Pendant les années quarante, le style Bop réduira cette fonction de divertissement à la portion congrue en limitant la performance musicale à sa forme concert. Ceci exception faite de Dizzy Gillespie qui proposait à la tête de son big band un spectacle complet laissant une large part à la danse dans la tradition des revues de la décennie précédente.
Dans les années cinquante, l’expression Black is Beautiful devient le slogan d’une société noire qui n’attend plus rien de l’American way of life. Ses préoccupations seront exprimées par le mouvement free qui, à l’exemple de l’Arkestra de Sun Ra et de l’Art Ensemble of Chicago, mêle dans une sorte de grand spectacle, la performance jazzistique, la danse, la poésie et le théâtre.
De nos jours, cette dynamique a perdu de sa force pour laisser la place à la forme concert.

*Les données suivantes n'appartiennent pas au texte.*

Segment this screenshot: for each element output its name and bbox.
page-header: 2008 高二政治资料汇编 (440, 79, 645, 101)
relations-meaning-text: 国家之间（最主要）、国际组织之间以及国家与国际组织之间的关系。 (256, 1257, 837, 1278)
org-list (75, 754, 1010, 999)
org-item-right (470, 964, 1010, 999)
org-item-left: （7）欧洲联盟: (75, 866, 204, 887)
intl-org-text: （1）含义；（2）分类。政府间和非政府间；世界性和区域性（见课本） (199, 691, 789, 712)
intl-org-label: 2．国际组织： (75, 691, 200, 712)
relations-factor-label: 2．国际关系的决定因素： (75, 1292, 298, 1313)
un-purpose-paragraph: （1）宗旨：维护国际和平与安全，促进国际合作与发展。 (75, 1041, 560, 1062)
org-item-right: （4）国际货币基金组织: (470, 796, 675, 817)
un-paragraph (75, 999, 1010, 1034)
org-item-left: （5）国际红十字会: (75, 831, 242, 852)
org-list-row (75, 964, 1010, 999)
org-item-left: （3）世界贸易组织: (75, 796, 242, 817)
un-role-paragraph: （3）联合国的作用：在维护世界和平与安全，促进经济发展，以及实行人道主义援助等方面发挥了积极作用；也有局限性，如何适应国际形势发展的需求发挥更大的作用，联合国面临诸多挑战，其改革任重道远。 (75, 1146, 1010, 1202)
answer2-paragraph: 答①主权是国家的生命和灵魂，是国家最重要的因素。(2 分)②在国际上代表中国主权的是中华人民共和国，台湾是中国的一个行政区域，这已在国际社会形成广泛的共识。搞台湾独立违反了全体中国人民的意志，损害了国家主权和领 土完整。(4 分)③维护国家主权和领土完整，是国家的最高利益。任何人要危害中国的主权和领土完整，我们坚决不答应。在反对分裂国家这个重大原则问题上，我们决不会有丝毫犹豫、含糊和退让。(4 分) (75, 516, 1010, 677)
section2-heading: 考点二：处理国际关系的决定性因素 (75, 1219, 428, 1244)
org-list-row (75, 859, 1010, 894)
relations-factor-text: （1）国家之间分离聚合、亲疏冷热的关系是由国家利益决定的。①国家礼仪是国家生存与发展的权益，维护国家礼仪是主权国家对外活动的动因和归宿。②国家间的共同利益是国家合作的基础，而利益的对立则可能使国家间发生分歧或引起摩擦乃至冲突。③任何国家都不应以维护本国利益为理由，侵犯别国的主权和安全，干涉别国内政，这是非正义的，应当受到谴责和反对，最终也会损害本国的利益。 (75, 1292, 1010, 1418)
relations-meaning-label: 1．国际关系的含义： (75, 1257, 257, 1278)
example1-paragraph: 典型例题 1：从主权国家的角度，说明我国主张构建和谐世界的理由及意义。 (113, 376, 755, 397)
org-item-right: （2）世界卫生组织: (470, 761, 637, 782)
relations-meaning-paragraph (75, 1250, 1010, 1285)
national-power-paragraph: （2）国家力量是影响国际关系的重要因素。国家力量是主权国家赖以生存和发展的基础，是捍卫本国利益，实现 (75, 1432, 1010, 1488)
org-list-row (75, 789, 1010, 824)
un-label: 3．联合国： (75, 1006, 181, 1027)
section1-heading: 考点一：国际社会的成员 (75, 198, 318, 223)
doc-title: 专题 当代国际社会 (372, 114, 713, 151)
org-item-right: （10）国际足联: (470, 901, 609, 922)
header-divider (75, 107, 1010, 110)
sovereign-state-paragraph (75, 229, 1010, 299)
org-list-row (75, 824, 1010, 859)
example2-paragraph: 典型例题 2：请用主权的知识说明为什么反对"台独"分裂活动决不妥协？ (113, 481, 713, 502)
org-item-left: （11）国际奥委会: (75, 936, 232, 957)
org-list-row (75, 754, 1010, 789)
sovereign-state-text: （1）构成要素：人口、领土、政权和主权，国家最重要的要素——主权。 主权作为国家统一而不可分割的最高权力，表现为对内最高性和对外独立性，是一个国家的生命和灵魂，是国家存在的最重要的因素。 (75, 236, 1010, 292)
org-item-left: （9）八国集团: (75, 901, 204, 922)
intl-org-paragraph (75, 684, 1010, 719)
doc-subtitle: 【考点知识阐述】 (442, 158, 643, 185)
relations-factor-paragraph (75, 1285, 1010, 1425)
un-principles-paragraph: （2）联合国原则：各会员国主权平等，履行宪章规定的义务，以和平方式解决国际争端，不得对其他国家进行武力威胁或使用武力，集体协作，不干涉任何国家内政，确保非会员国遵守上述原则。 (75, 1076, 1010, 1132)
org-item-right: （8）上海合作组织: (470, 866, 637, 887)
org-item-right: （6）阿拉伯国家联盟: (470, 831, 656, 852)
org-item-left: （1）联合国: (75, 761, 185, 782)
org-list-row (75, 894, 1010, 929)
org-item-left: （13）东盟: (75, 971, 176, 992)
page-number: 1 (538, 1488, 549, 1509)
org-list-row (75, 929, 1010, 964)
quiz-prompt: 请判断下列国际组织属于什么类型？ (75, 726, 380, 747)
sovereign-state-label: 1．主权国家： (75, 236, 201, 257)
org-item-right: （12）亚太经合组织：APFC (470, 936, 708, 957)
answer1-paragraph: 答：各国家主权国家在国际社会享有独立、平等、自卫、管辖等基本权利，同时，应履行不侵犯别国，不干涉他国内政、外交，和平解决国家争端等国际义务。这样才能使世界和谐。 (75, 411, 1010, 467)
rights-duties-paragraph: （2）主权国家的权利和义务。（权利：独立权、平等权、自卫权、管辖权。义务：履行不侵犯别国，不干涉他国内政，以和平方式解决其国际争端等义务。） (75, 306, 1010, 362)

Dans une seconde partie d’essence plus théorique et spéculative, Thomas Horeau, en prenant bien soin de définir les limites de sa démarche, utilise les concepts de la dramaturgie pour examiner, l’une par rapport à l’autre, les spécificités propres au jazz et au théâtre. Ainsi, pour l’auteur, le corps d’un musicien de jazz en action est animé d’une sorte de danse intérieure qui participe à la construction de son discours musical. La gestuelle ainsi générée focalise l’attention du spectateur en prenant une dimension théâtrale.
Comme le dit Jean Jamin, "le son se donne à voir et à entendre". Dans ce processus, le musicien joue son propre personnage à la différence d’un acteur qui interprète un rôle. Ainsi, rapporté par Yannick Séité, le stupéfiant naturel avec lequel Duke Ellington s’est identifié aux différents personnages de Turcaret, la pièce d’Alain-René Lesage, dont il devait écrire la musique de scène à la demande deJean Vilar pour une représentation au TNP durant l’hiver 1960 : « Frontin, c’est moi », « Le Chevalier, c’est moi » (**).
Rédigé d’une écriture précise, l’ouvrage de Thomas Horeau propose une argumentation solide appuyée sur une riche bibliographie. En s’interrogeant sur la nature profonde de la fraternité du jazz et du théâtre, ou dit autrement, en traitant de la problématique soulevée par Yannick Séité : « Jazz et théâtre : frères siamois ou frères ennemis ? (**) », l’auteur montre comment le jazz, tout au long de son histoire et par une démarche symbiotique, a puisé dans les autres arts, leur donnant aussi beaucoup en retour. Un livre passionnant.
Alain Tomas.
(*) Thomas Horeau, ‘Le Jazz et la Scène’. Décembre 2019. Presses universitaires de Vincennes, Saint-Denis, (collection Théâtres du Monde).
ISBN : 978-2-37924-065-2
(**)Yannick Séité, ’Jazz et théatre, frères siamois ou frères ennemis ?’. Africultures, Paris, L’Harmattan, n°77-78, 2009, (p.12).